Ich habe Subversion installiert und überlege jetzt, welche Zugriffsart ich für das SVN-Repository wähle. 
Die Webdav-Variante wäre nicht schlecht, weil der Apache hier die Zugriffsberechtigungen schön geregelt. Andererseits mögen Admin-Panels diese Variante oftmals nicht sehr. 
Die SSH-Variante funktioniert ganz unabhängig von den Admin-Panels, aber man muss etwas erfinden, um die Benutzer im Repository-Ordner einzusperren. 
Nun habe ich in ISPConfig 2 entdeckt, dass man für die Webs auch WebDAV aktivieren kann. Ist hier evtl. auch etwas im Zusammenhang mit SVN möglich?
Welche SVN-Zugriffsvariante wird bei ISPConfig 2 empfohlen?
Schönen Dank für Eure Tipps.


----------



## Till (31. Mai 2009)

An sich kannst Du alles mögliche mit ISPConfig und webdav machen was Du willst, da Du ja beliebige Direktiven für den vhost im apache direktiven Feld der Webseite angebven kannst.


----------



## AndréS (17. Juni 2009)

Hallo,

ich habe mir auch gestern Abend SVN installiert. Per apt-get install subversion.

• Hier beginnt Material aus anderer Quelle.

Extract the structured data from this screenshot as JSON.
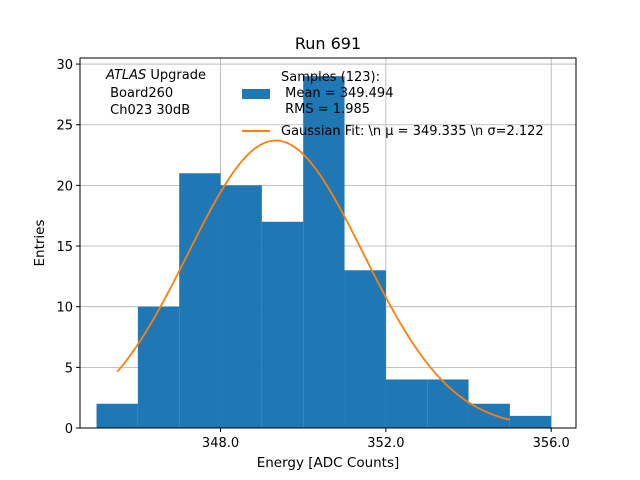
{
  "chart_data": {
    "type": "bar",
    "title": "Run 691",
    "xlabel": "Energy [ADC Counts]",
    "ylabel": "Entries",
    "xlim": [
      344.6,
      356.6
    ],
    "ylim": [
      0,
      30.5
    ],
    "grid": true,
    "xticks": [
      348.0,
      352.0,
      356.0
    ],
    "xtick_labels": [
      "348.0",
      "352.0",
      "356.0"
    ],
    "yticks": [
      0,
      5,
      10,
      15,
      20,
      25,
      30
    ],
    "ytick_labels": [
      "0",
      "5",
      "10",
      "15",
      "20",
      "25",
      "30"
    ],
    "histogram": {
      "name": "Samples",
      "color": "#1f77b4",
      "bin_edges": [
        345,
        346,
        347,
        348,
        349,
        350,
        351,
        352,
        353,
        354,
        355,
        356
      ],
      "counts": [
        2,
        10,
        21,
        20,
        17,
        29,
        13,
        4,
        4,
        2,
        1
      ]
    },
    "fit": {
      "name": "Gaussian Fit",
      "color": "#ff7f0e",
      "mu": 349.335,
      "sigma": 2.122,
      "amplitude": 23.7,
      "x_range": [
        345.5,
        355.0
      ]
    },
    "annotation": {
      "line1_italic": "ATLAS",
      "line1_rest": " Upgrade",
      "line2": " Board260",
      "line3": " Ch023 30dB"
    },
    "legend": {
      "position": "upper-center",
      "hist_lines": [
        "Samples (123):",
        " Mean = 349.494",
        " RMS = 1.985"
      ],
      "fit_line": "Gaussian Fit: \\n μ = 349.335 \\n σ=2.122"
    }
  }
}
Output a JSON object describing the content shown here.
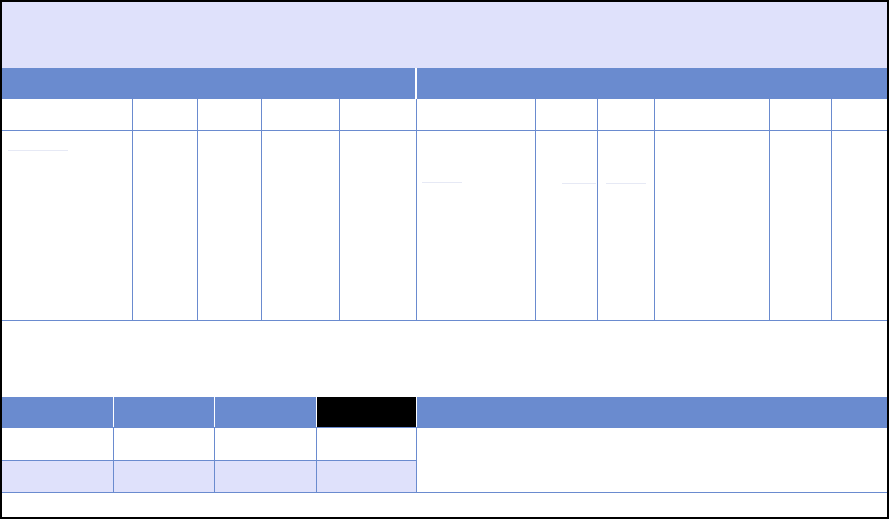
{
  "colors": {
    "header_band": "#6a8bcf",
    "title_band": "#dfe1fb",
    "rule": "#6a8bcf",
    "selected_header": "#000000",
    "border": "#000000"
  },
  "title": "",
  "sections": {
    "left_header": "",
    "right_header": ""
  },
  "top_table": {
    "columns": [
      "",
      "",
      "",
      "",
      "",
      "",
      "",
      "",
      "",
      "",
      ""
    ],
    "rows": [
      [
        "",
        "",
        "",
        "",
        "",
        "",
        "",
        "",
        "",
        "",
        ""
      ]
    ]
  },
  "bottom_table": {
    "headers": [
      "",
      "",
      "",
      "",
      ""
    ],
    "rows": [
      [
        "",
        "",
        "",
        ""
      ],
      [
        "",
        "",
        "",
        ""
      ]
    ]
  }
}
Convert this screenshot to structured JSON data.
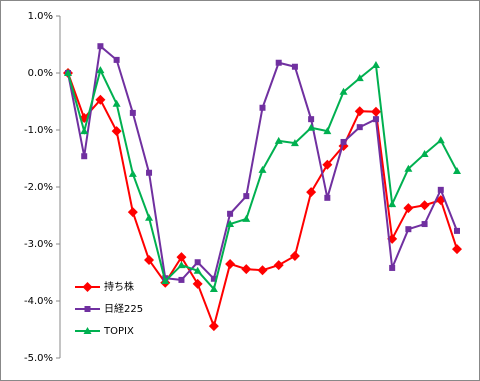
{
  "chart_data": {
    "type": "line",
    "series": [
      {
        "name": "持ち株",
        "color": "#ff0000",
        "marker": "diamond",
        "values": [
          0,
          -0.79,
          -0.47,
          -1.02,
          -2.44,
          -3.28,
          -3.68,
          -3.23,
          -3.7,
          -4.44,
          -3.35,
          -3.44,
          -3.46,
          -3.37,
          -3.21,
          -2.09,
          -1.61,
          -1.28,
          -0.67,
          -0.68,
          -2.91,
          -2.37,
          -2.32,
          -2.23,
          -3.09
        ]
      },
      {
        "name": "日経225",
        "color": "#7030a0",
        "marker": "square",
        "values": [
          0,
          -1.46,
          0.47,
          0.23,
          -0.7,
          -1.75,
          -3.6,
          -3.63,
          -3.32,
          -3.61,
          -2.47,
          -2.16,
          -0.61,
          0.18,
          0.11,
          -0.81,
          -2.19,
          -1.21,
          -0.95,
          -0.81,
          -3.42,
          -2.74,
          -2.65,
          -2.05,
          -2.77
        ]
      },
      {
        "name": "TOPIX",
        "color": "#00b050",
        "marker": "triangle",
        "values": [
          0,
          -1.02,
          0.05,
          -0.54,
          -1.77,
          -2.54,
          -3.65,
          -3.37,
          -3.47,
          -3.79,
          -2.65,
          -2.56,
          -1.7,
          -1.19,
          -1.23,
          -0.96,
          -1.02,
          -0.33,
          -0.09,
          0.14,
          -2.3,
          -1.68,
          -1.42,
          -1.18,
          -1.72
        ]
      }
    ],
    "ylim": [
      -5,
      1
    ],
    "yticks": [
      {
        "value": 1,
        "label": "1.0%"
      },
      {
        "value": 0,
        "label": "0.0%"
      },
      {
        "value": -1,
        "label": "-1.0%"
      },
      {
        "value": -2,
        "label": "-2.0%"
      },
      {
        "value": -3,
        "label": "-3.0%"
      },
      {
        "value": -4,
        "label": "-4.0%"
      },
      {
        "value": -5,
        "label": "-5.0%"
      }
    ],
    "grid": false,
    "legend": "lower left"
  }
}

Nun ist die Frage die ich habe, reicht es wenn ich die direktiven eingebe? Ich dachte ich müsste das alles noch konfigurieren.

Vielen Dank

AndréS


----------



## Till (17. Juni 2009)

Dann probier es doch einfach aus und wenns nicht geht dann scahu in die Logfiles um zu sehen welche Fehlermeldungen Du bekommst.


----------